Grab Hubble - Conversational Data Discovery with LLMs

Source: Grab Engineering Blog - Enabling conversational data discovery with LLMs at Grab Authors: Shreyas Parbat, Amanda Ng, Yucheng Zeng, Vinnson Lee, Feng Cheng, Varun Torka Date: September 26, 2024 Category: Data Analysis

Problem

At Grab, finding the right data among a massive repository was a significant challenge that hampered productivity across the organization.

The Data Discovery Challenge:

Over 200,000 tables in data lake, plus numerous Kafka streams, production databases, and ML features
Hubble (internal data discovery tool built on Datahub) primarily used as a reference tool, not for true discovery
Reliance on Elasticsearch: Performed well for keyword searches but couldn’t accept user-provided context (no semantic search capability)
Only 82% click-through rate: 18% of users abandoned searches without clicking on any dataset, indicating search results weren’t meeting needs
Low documentation coverage: Only 20% of most frequently queried tables (P80 tables) had existing documentation
Heavy reliance on tribal knowledge: Data consumers constantly asked colleagues via Slack to find datasets
Survey results: 51% of data consumers took multiple days to find the dataset they required

Solution

The Hubble team implemented a systematic three-step approach to revolutionize data discovery using AI and LLMs.

Vision and Goals

Vision: Remove humans from the data discovery loop by automating the entire process using LLM-powered products. Reduce time taken from multiple days to mere seconds.

Three Core Goals:

Build HubbleIQ: LLM-based chatbot serving as equivalent of Lead Data Analyst for data discovery, accessible via Slack
Improve documentation coverage: Achieve extensive high-quality documentation across datasets
Enhance Elasticsearch: Tune implementation to better meet Grab’s data consumer requirements

Step 1: Enhance Elasticsearch

Through clickstream analysis and user interviews, the team identified four categories of data search queries:

Search Query Categories:

Exact search (part of 75%): Query is substring of existing dataset name, with query length ≥40% of dataset’s name
Partial search (part of 75%): Levenshtein distance >80 from existing dataset name, usually spelling mistakes or shorter versions
Inexact search (25%): Colloquial keywords or phrases semantically related to table/column/documentation (e.g., “city” or “taxi type”)
Semantic search: Free text queries with abundant contextual information - users didn’t even attempt these on Hubble, sending them via Slack instead

Elasticsearch Optimizations Implemented:

Tagging and boosting P80 tables (most frequently queried)
Boosting the most relevant schemas
Hiding irrelevant datasets like PowerBI dataset tables
Deboosting deprecated tables
Improving search UI by simplifying and reducing clutter
Adding relevant tags
Boosting certified tables

Result: Click-through rate rose from 82% to 94% (12 percentage point increase)
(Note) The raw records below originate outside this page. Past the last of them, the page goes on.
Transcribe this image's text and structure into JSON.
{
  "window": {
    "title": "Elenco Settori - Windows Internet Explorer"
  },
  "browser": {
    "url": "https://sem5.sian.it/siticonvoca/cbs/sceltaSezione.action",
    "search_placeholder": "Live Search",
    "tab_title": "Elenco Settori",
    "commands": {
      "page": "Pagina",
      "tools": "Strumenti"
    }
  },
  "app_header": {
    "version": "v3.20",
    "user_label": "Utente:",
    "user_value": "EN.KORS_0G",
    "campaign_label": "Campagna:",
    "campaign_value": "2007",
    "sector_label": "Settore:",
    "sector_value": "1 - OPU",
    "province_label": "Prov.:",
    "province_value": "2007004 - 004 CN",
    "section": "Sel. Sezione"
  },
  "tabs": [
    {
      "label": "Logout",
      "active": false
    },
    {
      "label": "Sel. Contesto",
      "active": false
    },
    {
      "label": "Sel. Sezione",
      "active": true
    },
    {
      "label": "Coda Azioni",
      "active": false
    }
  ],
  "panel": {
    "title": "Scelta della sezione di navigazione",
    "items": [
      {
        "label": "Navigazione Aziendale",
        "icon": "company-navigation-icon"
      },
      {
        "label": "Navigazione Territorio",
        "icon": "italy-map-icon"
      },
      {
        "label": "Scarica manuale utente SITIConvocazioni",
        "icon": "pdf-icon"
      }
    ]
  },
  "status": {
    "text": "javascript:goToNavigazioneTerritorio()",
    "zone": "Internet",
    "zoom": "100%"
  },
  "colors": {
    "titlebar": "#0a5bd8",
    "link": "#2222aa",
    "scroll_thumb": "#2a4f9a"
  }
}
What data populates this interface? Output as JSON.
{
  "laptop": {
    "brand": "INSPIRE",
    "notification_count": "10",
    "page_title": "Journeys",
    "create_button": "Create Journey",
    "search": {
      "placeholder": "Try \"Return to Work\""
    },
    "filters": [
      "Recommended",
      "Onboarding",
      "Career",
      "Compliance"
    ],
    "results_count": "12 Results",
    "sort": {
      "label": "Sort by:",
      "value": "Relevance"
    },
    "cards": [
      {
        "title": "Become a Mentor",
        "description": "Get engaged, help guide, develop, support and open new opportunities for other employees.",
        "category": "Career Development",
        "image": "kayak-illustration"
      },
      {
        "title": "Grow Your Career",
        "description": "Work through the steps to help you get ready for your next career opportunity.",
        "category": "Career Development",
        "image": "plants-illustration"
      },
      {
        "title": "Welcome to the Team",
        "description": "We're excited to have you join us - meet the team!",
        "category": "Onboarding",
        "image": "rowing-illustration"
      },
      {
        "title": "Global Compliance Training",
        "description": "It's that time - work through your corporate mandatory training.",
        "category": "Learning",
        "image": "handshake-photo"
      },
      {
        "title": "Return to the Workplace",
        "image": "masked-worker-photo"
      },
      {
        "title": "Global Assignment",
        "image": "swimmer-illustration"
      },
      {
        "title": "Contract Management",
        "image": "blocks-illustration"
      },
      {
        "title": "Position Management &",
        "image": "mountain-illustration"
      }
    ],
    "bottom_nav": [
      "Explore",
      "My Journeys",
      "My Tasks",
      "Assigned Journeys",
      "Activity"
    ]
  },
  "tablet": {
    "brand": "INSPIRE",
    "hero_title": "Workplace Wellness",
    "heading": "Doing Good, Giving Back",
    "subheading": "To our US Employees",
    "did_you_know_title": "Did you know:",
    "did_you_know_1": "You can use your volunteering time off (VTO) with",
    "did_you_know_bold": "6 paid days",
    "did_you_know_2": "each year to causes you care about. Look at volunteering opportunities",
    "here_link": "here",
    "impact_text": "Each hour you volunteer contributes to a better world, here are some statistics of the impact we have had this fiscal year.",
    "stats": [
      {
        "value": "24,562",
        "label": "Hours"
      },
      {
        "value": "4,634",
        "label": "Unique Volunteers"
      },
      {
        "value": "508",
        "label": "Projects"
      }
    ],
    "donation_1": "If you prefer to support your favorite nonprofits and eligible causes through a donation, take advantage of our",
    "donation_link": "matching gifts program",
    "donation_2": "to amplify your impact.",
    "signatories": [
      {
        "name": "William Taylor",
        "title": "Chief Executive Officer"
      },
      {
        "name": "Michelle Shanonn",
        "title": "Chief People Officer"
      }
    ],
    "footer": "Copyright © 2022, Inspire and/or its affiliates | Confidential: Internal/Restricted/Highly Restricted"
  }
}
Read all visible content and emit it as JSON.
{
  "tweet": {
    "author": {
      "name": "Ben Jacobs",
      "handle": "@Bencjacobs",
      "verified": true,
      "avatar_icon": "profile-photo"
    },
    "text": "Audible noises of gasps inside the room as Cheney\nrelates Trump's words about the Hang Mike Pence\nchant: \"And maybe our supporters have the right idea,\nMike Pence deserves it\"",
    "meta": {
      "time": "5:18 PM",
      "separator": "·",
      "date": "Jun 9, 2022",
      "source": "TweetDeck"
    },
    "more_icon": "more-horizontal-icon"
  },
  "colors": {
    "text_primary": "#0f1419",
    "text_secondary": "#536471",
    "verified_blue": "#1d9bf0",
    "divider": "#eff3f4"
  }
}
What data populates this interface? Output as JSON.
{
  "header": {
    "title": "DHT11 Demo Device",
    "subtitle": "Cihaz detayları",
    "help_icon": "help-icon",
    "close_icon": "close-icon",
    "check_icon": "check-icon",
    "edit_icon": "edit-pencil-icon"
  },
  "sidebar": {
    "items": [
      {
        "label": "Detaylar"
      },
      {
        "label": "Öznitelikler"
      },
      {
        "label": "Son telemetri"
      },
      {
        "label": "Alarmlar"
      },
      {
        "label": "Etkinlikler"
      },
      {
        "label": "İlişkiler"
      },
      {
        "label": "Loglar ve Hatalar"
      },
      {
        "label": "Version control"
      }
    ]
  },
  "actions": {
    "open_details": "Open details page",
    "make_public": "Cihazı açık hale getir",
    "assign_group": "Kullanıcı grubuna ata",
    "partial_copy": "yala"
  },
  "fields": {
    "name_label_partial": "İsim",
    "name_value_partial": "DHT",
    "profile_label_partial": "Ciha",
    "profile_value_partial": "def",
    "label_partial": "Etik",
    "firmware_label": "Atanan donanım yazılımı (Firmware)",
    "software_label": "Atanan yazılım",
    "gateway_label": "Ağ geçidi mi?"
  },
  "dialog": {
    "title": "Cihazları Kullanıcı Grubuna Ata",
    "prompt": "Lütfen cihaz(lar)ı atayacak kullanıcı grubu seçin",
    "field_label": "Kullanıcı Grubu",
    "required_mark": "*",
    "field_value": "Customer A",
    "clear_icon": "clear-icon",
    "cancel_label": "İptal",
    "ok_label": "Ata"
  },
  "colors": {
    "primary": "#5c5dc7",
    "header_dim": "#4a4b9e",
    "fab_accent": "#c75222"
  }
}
Step 2: Build Context Store for HubbleIQ

To support LLM-based discovery, high-quality documentation was essential.

Documentation Generation Engine:

Built using GPT-4 to generate documentation based on table schemas and sample data
Refined prompt through multiple iterations of feedback from data producers
Added “generate” button on Hubble UI for easy documentation generation
Supported Grab-wide initiative to certify tables

Proactive Documentation:

Pre-populated docs for most critical tables
Notified data producers to review generated documentation
AI-generated docs visible with “AI-generated” tag as precaution
Tag removed when data producers accepted or edited documentation

Result: Documentation coverage for P80 tables increased by 70 percentage points to ~90%. User feedback showed ~95% of users found generated docs useful.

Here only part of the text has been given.